In all applications you should ensure if possible to have your cylinder under vacuum and as cool as possible. This will also help speed up the recovery process.
What is the Push Pull Method?
In simple terms you draw vapour off the top of your recovery cylinder, run it through your recovery unit and then back into the system your are recovering from.
Next run a hose from the liquid dipper tube on your receiver to the liquid in your bottle.
This method is only useful when more than 7 Kg of liquid is known to be in the system and it can be easily isolated.
My Vacuum Gauge Seems Inaccurate
My vacuum gauge does not seem to be accurate... How can you tell and what device do you have to measure it against?
If you have another vacuum gauge, you can use this to reference against on the same system. Your vacuum gauge may have had positive pressure and this could have possibly damaged the internals of your gauge.
Can your gauge be serviced? YES, in most cases they can. We can calibrate and check most gauges at our Service department.
General Maintenance for Recovery Machines
The actual requirements on JAVAC Recovery Machines are minimal but important!
Keep the unit clean by wiping it down with a damp cloth to remove dirt, oils, etc. prior to storage for the day.
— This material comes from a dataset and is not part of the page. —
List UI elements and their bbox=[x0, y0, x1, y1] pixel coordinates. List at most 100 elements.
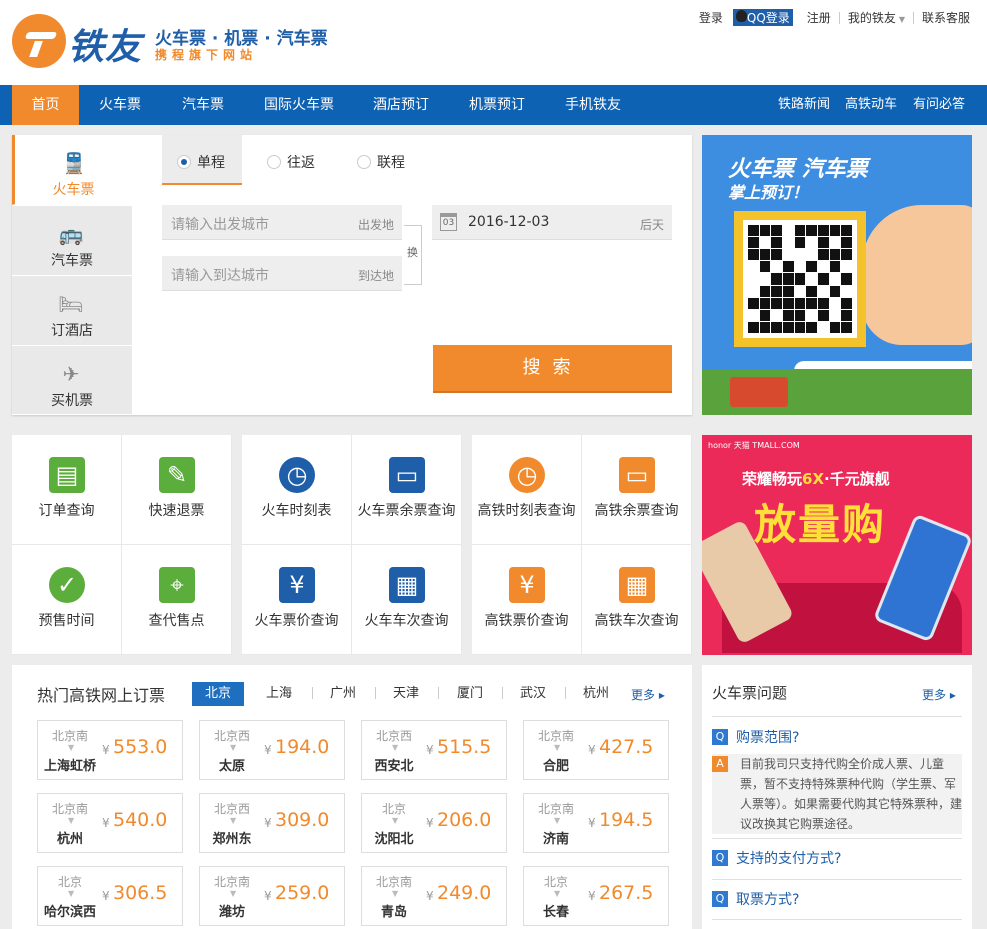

Standard household detergent or isopropyl alcohol may be used if the unit is particularly dirty; in all cases, exercise care to prevent liquids from entering the unit. Gasoline and other solvents are to be avoided as they can damage the plastic enclosure and are hazardous.
Clean inlet particle filter regularly. Discard internal filter screen if it is heavily contaminated and replace with a new screen.
Ensure that the Inlet and Discharge ports are protected and kept clean by replacing the plastic caps after every use. For best results, keep a FILTER permanently connected to the
Change HOSES periodically as they develop leaks and a build-up of contaminants over time. Change hoses at least once per season.
When storing the recovery machine for the season, or for long periods of time, PURGE the unit with an inert gas such as Nitrogen.
When performance falls off it is likely that the compressor seals require replacing. This is normal with use and may occur after a year or two or more often, depending upon the conditions that are prevalent during the recovery operations.